Building on earlier universal non-blocking constructions, Shavit and Touitou showed how to achieve lock freedom without the need for costly recursive helping, and thus provide effective non-blocking multi-word operations purely in software. It was the first work to demonstrate that software transactions could, under the right circumstances, outperform conservative locking.
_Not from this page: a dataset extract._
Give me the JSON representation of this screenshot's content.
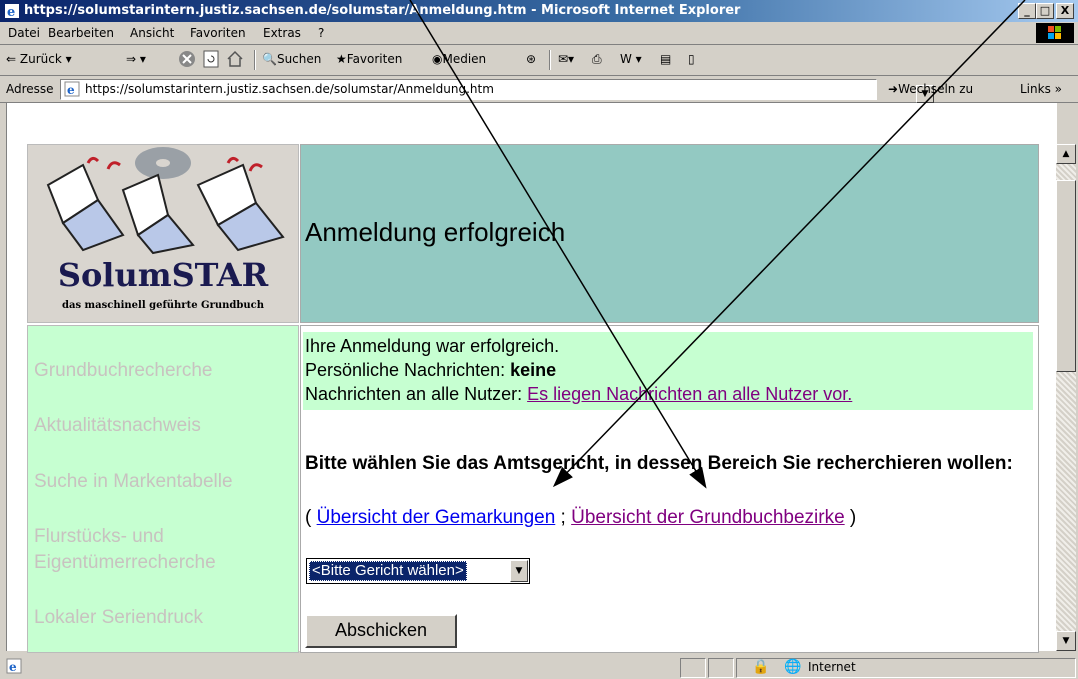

In terms of fostering research, transactional memory has become a truly transformative idea. For example, two years ago, the second edition of the monograph by Harris, Larus, and Rajwar on Transactional Memory listed over 350 papers in the field. Google Scholar reports almost 1400 citations to Herlihy and Moss, and almost 1000 to Shavit and Touitou. The annual TRANSACT workshop, sponsored by ACM SIGPLAN, is now planning its eighth incarnation. In terms of practice, software architects have developed dozens of runtime implementations, both blocking and non-blocking, of dazzling algorithmic variety. At least four major compilers, including gcc, now support transactional memory in C++. Hardware implementations have been developed by Azul, Sun (Oracle), AMD (on paper), IBM, and Intel. The IBM and Intel implementations, in particular, ensure that hardware support is here to stay.
These two papers started the distributed computing research community along the path towards the design of general multi-word transactions; ones that in the future will most likely be based on a combination of hardware, software, and language techniques. Transactional memory serves as an outstanding example of how the distributed computing community has influenced the world.